これは第2ターミナルから第3ターミナルへ移動する経路。時間ぎりぎりの人はキャリーケースやカートありで猛ダッシュする。だから、デザインが陸上競技のレーンみたいなか・・・。千葉県の人のセンスはよくわからないが、距離が長いので途中に休憩所や自販機が設けられている。風除け程度の半端な壁のようなものと、天井のようなものは一応あるが、実用性も微妙だし、高級感は微塵も感じさせない。
所々、ナリタニスト(成田空港を利用する人のこと)がどうのこうのというポスターが掲げられている。札幌の地下鉄東豊線にも似たような標語みたいなのがあった気がするが、それを参考のしたのだろうか。
最近、地方の空港は宮崎ブーゲンビリア空港みたいにセンスが微妙な所が増えてきているが、成田空港もその方向に向かいつつある。
成田空港は羽田空港が国際化したせいで、元々の『東京の国際空港』というアイデンティティを無くし、千葉県や北関東の地方空港として再出発しようとしているのだろう。

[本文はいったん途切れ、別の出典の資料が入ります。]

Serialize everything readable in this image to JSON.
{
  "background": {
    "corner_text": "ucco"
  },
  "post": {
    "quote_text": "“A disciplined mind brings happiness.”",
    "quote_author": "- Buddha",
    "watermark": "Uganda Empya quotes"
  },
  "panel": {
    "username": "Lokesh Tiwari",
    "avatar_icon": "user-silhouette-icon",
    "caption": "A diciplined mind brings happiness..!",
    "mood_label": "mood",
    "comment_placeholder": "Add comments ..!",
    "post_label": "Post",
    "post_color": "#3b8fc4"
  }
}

外観。安っぽい建材で作ると安っぽくなるという見本のような。世界には建築デザイン的な価値のある空港も沢山あるので、地方空港だからと言って、安っぽいだけの国際空港はどうかと思うけど。
チェックインカウンターなどのフロア。
イオンとかのフードコートみたいな、街中のスーパーとかでよく見る感じのフードコートがあった。土産物屋などが入居。
バニラエア搭乗
バニラエアはジェットスターと同じ要領で、WEBチェックインして航空券を印刷しておけば、預ける荷物がない場合はそのまま保安検査、搭乗となる。ジェットスターと違って、WEBチェックイン時に無料では座席の選択はできず、自動的に割り振られる。それでも窓際とかが優先されるようなプログラムなのか、窓際が割り当てられた。
バニラエアは2012年8月からエアアジアとして就航していた会社だが、1年2ヶ月後に一旦運行停止。元々は全日空とマレーシアのエアアジア社が共同出資していたが、エアアジアと決裂して全日空単独で運営しているのが、今現存しているバニラエアである。
ちなみに、その後エアアジアはエアアジアで、日本国内路線に中部国際空港を拠点に再参入するそうだし、成田~海外への路線も存在するからややこしい。
全日空とエアアジアが決裂した原因がそれぞれの国の文化の違いだとしているが、バニラエアに機内やスタッフはエアアジア時代の面影は全くない。むしろ正反対。
エアアジアは制服は真っ赤でミニスカートとキツめのメイクと派手派手だった。しかし、バニラエアは北朝鮮の航空会社かと思うくらいで、エアアジアと比べると、本当に地味でメイクとか制服とかも田舎の中学校くらいの感じだ。
ただ、機内誌だけは異様な雰囲気を放っている。イメージキャラクターなのか、スポンジだと言うが、アメリカの漫画キャラみたいな、チーズケーキ風の怪物みたいなキャラが異彩を放っている・・・。日本らしさや、全日空が言うリゾートっぽさはどこにも感じない。
元スカイマークの常連としては、現状スカイマークが現存してるのかどうかもわからないくらいボロボロっぽいのは残念なことだが、全盛期の頃のスカイマークの機内誌はかなりしっかりした作りだったのだ。就航路線のレポートとか旅のエッセイ、スタッフのインタビューなど、スカイマークの機内誌の方が、バニラエアの何倍もリゾートっぽさがあった。
今思えば、スカイマークをミニスカ路線に走らせるくらいにまでボロボロにした張本人が、エアアジア(バニラエア)とかジェットスターなのだから、皮肉なものである。
機内で飴とかお菓子を配ってた頃の全盛期のスカイマークは『海外に路線を広げたい』などと機内誌とかで言っていたので、現存してるのかどうかもわからない今となっては、本当に、運命というのは外部的要因でいくらでもめちゃくちゃになってしまう・・・というのを思い知らされている気がする。